G. I trust God implicitly and get almost irritated at the religions who try and fill in all the blanks with information. We don’t have to know everything now, later will do. That doesn’t mean I don’t have my own thoughts about some of the blanks. I don’t present them as fact though. I believe the old concept of heaven is more in tune with what the writer thought would be cool at that time. I just see it as a place that has different laws of physics and no pain. Not really into harps, so hopefully God will keep that in mind.

H. My husband and I do go to church and do support the church financially, minimally. The bulk of our contributions go to five little old women (part of them nuns) who are working with a hundred families just across the Mexican border. They are helping to feed, clothe and teach them to support themselves and I’m sure the trade off is some religion thrown in. I make it a point to never support a religion or charity that spends too much money on either their image or communication by mail, etc. That’s not about taking care of other people. I vote the way I believe. The only real reason I attend the church I do is that I want to share this part of my husband‘s life. Doesn’t matter whose roof I’m under, only that what I know is true.

Do I consider myself right and others wrong. On some things I don’t really know, on others positively. If you are claiming to know God and your are not good to people in this world, no matter what their beliefs, you’re gonna get busted. Someone who doesn’t believe in God, but lives a good life definitely gets one of the seats closer to the front.

I’m tired, I quit. I know I didn’t explain it well, but have never really tried to pull it all together before and left lots out. In summary: Strong belief in God, ability to reason about the Bible and science, believe who you are is what will count, not what you call yourself and we’ll all find out before this century is over.

B]PRICEGUY**

  1. I don’t have a good answer for you, as you know. I can tell you that even with no doubt in God’s existence, most of us who weren’t heavily indoctrinated as children have stepped back and admitted to ourselves that this is not rational, but that doesn’t make it untrue. If 50,000 saw God come down for a quick visit, you would either cry mass hysteria or find a scientific explanation for it. You have to be open to an experience that is beyond your comprehension. Your choice is not to be or it is just impossible for you.

  2. Science should answer this one for you. It has shown us how quickly from day one that spark races to become viable. You should stick to that condom until human life becomes more valuable though.

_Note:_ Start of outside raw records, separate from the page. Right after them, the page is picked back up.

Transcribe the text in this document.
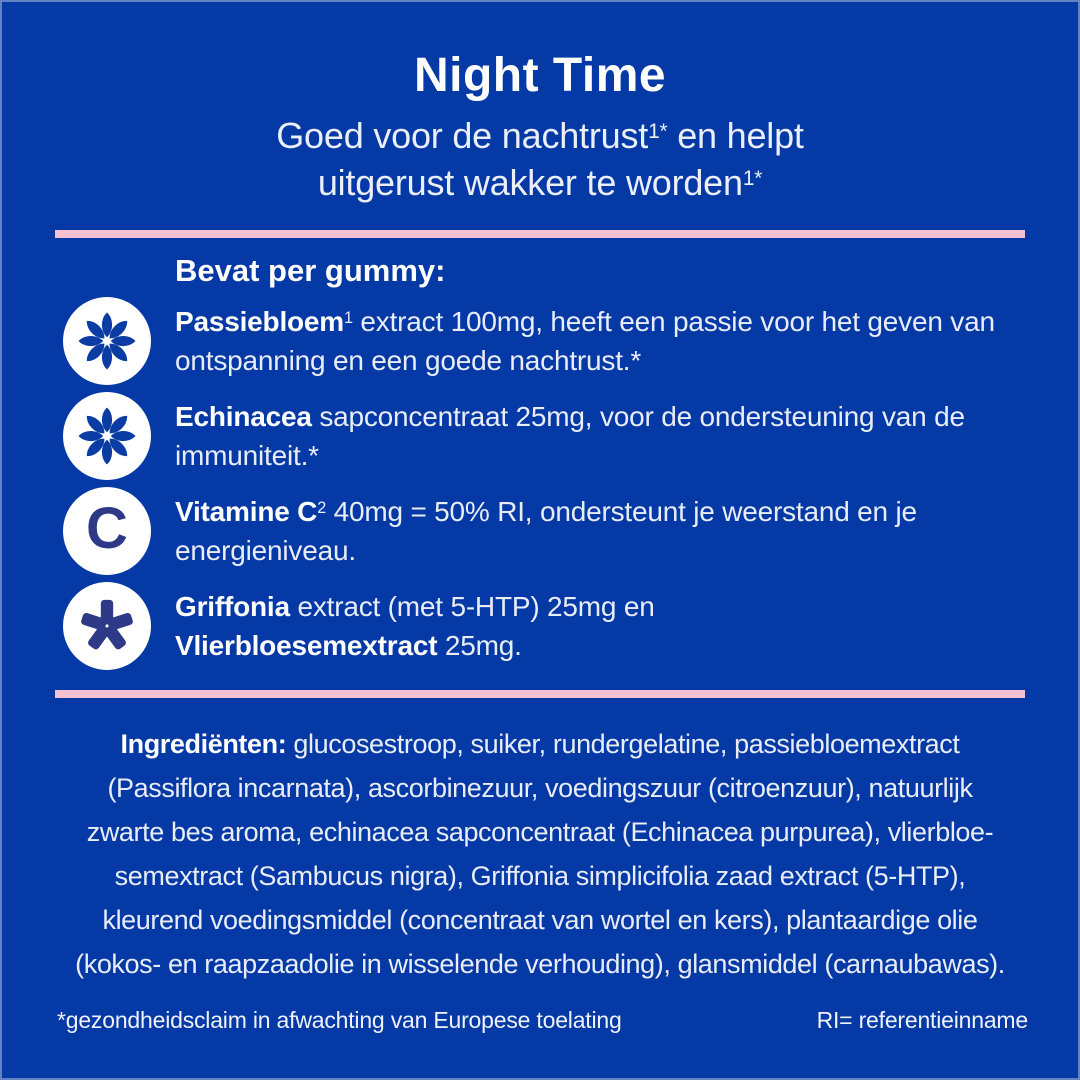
Night Time
Goed voor de nachtrust$^{1*}$ en helpt
uitgerust wakker te worden$^{1*}$
Bevat per gummy:
Passiebloem$^1$ extract 100mg, heeft een passie voor het geven van ontspanning en een goede nachtrust.*
Echinacea sapconcentraat 25mg, voor de ondersteuning van de immuniteit.*
C Vitamine $C^2$ 40mg = 50% RI, ondersteunt je weerstand en je energieniveau.
Griffonia extract (met 5-HTP) 25mg en
Vlierbloesemextract 25mg.
Ingrediënten: glucosestroop, suiker, rundergelatine, passiebloemextract
(Passiflora incarnata), ascorbinezuur, voedingszuur (citroenzuur), natuurlijk
zwarte bes aroma, echinacea sapconcentraat (Echinacea purpurea), vlierbloe-
semextract (Sambucus nigra), Griffonia simplicifolia zaad extract (5-HTP),
kleurend voedingsmiddel (concentraat van wortel en kers), plantaardige olie
(kokos- en raapzaadolie in wisselende verhouding), glansmiddel (carnaubawas).
*gezondheidsclaim in afwachting van Europese toelating	RI= referentieinname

  3. Because I have been shown more than you have. I have no burden of proof, although I wish I could prove it to you. I do make an amazing claim, but don’t try to force you to believe it. If finding out it was true would turn everything we know upside down, so what. Science is not sacred, it is a process.

When I look around me I do see the fruits and products of science. I am amazed. Science has also added many things to our world which pollute, poison and will eventually destroy it. There’s always good and bad. I just know that what we are and what we can do came from our minds and those were created by God.

VOYAGER, Do you want the answer in his language or yours? I’ll ask, but I’ve never asked for proof before and if I get busted, it’s all on your head.:wink: With proof, would you still have a choice to believe?

THE GREAT UNWASHED, So you tell me how you would explain all that to someone who doesn’t know about electricity, science, etc. You’d have a hard time explaining some of that to me. It’s back to my dictionary for me. The Bible doesn’t prove God anyway. Proof would have to be something you experience, not something you read. The Bible only helps some people become more open to the idea of God. The rest is up to God. I didn’t really read the Bible until after I knew God. A book doesn’t prove electricity. It takes a light or a finger in the light socket for personal “revelation”.

Ever heard of Occam’s Razor?

Not a clue what you’re trying to say here. Would you mind trying to rephrase it?